The team developed a method that included depleting brain-resident microglia, which led to replacement by what they called circulation-derived myeloid cells (CDMCs) that distributed throughout the brain.
The CDMCs behaved somewhat differently from microglia. In the brains of normal mice, CDMCs were more activated and essentially bigger eaters than microglias. However, Wernig said, “in a disease setting, which is of course much more relevant … it turns out that the transplanted cells are actually much less activated than the normal microglia.”
Wernig argued that this reduced activation is good news, because “presumably the highly activated microglia are contributing to the disease process.”
When the team tested their approach in a mouse model of prosaposin deficiency, a lysosomal storage disorder, the transplanted cells secreted prosaposin, which was taken up and incorporated into the lysosomes of the neurons that lacked the protein. Treated mice had less neurodegeneration and scarring, better motor abilities and balance, and a longer lifespan than untreated controls.
Reducing toxicity, expanding access
At this point, the method has a similar toxicity profile to a regular bone marrow transplant, meaning that even if it were successful in the clinic, it would not be widely useful. HIV infections, after all, can be cured via a bone marrow transplant, but that cure is only ever attempted in cancer patients who need the transplant to survive.
“This particular protocol would not be used for, say, Alzheimer’s disease,” Wernig acknowledged, although he also pointed out that bone marrow transplantation is used for some cases of severe multiple sclerosis (MS).
“MS is an autoimmune disease and microglia are at the center” of regulating the immune response, and may support remyelination after an immune attack, he said. “It’s not too far-fetched to think that that could potentially be combined with our protocol.”
One main focus of the lab is to develop protocols that get rid of the need for chemotherapy, which would make the procedure more palatable for less severe diseases.
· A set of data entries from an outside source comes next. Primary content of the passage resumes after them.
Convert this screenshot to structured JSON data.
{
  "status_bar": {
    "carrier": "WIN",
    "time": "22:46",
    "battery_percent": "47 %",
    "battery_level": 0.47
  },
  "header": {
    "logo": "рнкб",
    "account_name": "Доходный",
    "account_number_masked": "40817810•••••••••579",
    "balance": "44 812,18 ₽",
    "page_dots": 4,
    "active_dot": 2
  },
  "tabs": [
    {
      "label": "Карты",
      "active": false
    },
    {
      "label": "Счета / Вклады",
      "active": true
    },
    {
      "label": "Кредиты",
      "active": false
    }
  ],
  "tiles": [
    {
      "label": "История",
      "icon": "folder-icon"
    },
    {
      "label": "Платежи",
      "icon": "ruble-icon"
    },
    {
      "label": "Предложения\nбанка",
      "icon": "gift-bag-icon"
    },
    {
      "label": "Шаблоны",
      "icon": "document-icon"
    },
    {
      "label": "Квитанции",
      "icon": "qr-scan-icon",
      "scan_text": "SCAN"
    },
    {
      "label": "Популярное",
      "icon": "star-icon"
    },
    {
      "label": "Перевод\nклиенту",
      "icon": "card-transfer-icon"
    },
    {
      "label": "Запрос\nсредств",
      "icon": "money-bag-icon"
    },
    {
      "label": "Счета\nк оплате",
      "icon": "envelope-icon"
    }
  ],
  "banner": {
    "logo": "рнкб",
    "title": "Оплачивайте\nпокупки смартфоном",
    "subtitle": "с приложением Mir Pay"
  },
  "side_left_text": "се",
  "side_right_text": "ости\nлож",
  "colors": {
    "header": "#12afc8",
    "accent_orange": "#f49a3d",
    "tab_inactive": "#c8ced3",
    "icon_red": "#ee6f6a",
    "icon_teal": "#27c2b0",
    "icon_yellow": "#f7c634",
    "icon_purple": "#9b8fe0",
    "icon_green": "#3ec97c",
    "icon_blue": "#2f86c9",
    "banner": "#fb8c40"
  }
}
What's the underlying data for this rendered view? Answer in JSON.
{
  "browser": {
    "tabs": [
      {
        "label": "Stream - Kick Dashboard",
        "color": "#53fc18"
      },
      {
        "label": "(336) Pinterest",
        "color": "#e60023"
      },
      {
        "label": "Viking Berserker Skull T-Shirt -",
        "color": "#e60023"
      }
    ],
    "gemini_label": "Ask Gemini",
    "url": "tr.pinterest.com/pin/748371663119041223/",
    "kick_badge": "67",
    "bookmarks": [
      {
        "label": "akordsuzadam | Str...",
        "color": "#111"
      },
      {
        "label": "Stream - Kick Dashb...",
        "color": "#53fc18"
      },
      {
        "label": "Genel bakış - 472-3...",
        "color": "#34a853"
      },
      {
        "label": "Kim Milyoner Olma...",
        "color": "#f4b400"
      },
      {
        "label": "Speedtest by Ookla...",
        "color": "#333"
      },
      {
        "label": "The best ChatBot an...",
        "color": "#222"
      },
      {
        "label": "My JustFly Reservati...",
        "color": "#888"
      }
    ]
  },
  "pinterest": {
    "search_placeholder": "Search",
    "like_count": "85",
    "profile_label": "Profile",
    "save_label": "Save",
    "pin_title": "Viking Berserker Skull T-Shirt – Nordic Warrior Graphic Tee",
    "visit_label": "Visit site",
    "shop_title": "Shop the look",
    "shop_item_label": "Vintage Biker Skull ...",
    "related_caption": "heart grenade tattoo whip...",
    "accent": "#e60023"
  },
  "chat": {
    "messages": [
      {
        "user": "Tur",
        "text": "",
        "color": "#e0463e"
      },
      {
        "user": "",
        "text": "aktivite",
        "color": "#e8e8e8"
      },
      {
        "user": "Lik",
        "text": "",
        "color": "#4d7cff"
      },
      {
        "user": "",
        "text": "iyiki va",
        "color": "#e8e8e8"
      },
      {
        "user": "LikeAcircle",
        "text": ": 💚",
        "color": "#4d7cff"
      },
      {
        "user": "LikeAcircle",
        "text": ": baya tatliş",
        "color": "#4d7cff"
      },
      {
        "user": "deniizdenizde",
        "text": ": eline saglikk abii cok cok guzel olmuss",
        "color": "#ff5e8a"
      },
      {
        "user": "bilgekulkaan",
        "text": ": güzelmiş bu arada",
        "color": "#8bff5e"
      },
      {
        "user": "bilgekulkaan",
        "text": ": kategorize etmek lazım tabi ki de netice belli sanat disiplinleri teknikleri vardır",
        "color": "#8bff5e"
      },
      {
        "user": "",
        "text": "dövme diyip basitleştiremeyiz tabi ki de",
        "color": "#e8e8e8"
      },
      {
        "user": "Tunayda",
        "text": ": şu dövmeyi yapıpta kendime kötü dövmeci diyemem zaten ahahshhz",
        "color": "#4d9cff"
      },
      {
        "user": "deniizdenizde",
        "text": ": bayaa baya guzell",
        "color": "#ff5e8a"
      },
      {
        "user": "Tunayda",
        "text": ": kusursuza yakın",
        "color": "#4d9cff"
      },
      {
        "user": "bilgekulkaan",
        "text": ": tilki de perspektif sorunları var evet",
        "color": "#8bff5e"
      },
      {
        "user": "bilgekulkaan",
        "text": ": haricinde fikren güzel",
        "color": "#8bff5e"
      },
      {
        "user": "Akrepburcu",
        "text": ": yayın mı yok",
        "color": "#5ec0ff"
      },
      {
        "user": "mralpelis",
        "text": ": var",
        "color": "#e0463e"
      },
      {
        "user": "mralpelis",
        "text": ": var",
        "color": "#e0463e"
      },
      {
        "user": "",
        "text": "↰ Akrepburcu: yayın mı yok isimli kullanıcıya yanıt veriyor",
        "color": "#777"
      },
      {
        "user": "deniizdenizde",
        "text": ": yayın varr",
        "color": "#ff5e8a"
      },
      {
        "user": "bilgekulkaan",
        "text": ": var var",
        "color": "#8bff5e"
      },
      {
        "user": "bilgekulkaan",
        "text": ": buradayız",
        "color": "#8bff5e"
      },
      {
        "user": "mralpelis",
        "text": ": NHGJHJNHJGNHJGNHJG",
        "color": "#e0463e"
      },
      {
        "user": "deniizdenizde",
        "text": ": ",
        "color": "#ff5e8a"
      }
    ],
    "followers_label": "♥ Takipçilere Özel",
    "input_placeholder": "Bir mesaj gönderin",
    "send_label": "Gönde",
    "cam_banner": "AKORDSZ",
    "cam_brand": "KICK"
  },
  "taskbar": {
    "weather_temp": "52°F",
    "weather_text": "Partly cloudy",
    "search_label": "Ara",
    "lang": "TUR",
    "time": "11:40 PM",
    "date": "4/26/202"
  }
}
If the toxicity can be reduced, the therapeutic potential of the approach might go far beyond fixing monogenic disorders.
“You can think of any type of genetic manipulation that could be beneficial to interfere with a disease process,” Wernig said. “It doesn’t stop with just fixing a specific genetic mutation… This is just the very first obvious thing to try and to do.” But in principle, “you have the entire world of synthetic biology” to combine with the transplant.
Wernig and his laboratory are particularly interested in seeing whether the cells can be engineered to produce biologics. The blood-brain barrier blocks most antibodies from passing, which means therapeutic antibodies need to be given in large doses. That makes them less likely to succeed in the clinic, and even more expensive when they do.
The idea that an antibody is too big to cross the blood-brain-barrier, but a cell that produces such antibodies is not, is counterintuitive.
But “it turns out that cells are smart, molecules are stupid,” Wernig said. “When we provide a permissive environment, they talk to the brain, and the brain lets them in.”
“It’s the job of the immune system to surveil the tissue,” he said. “If the immune system starts to attack the brain, it’s over – but that doesn’t mean that the immune system never has access.”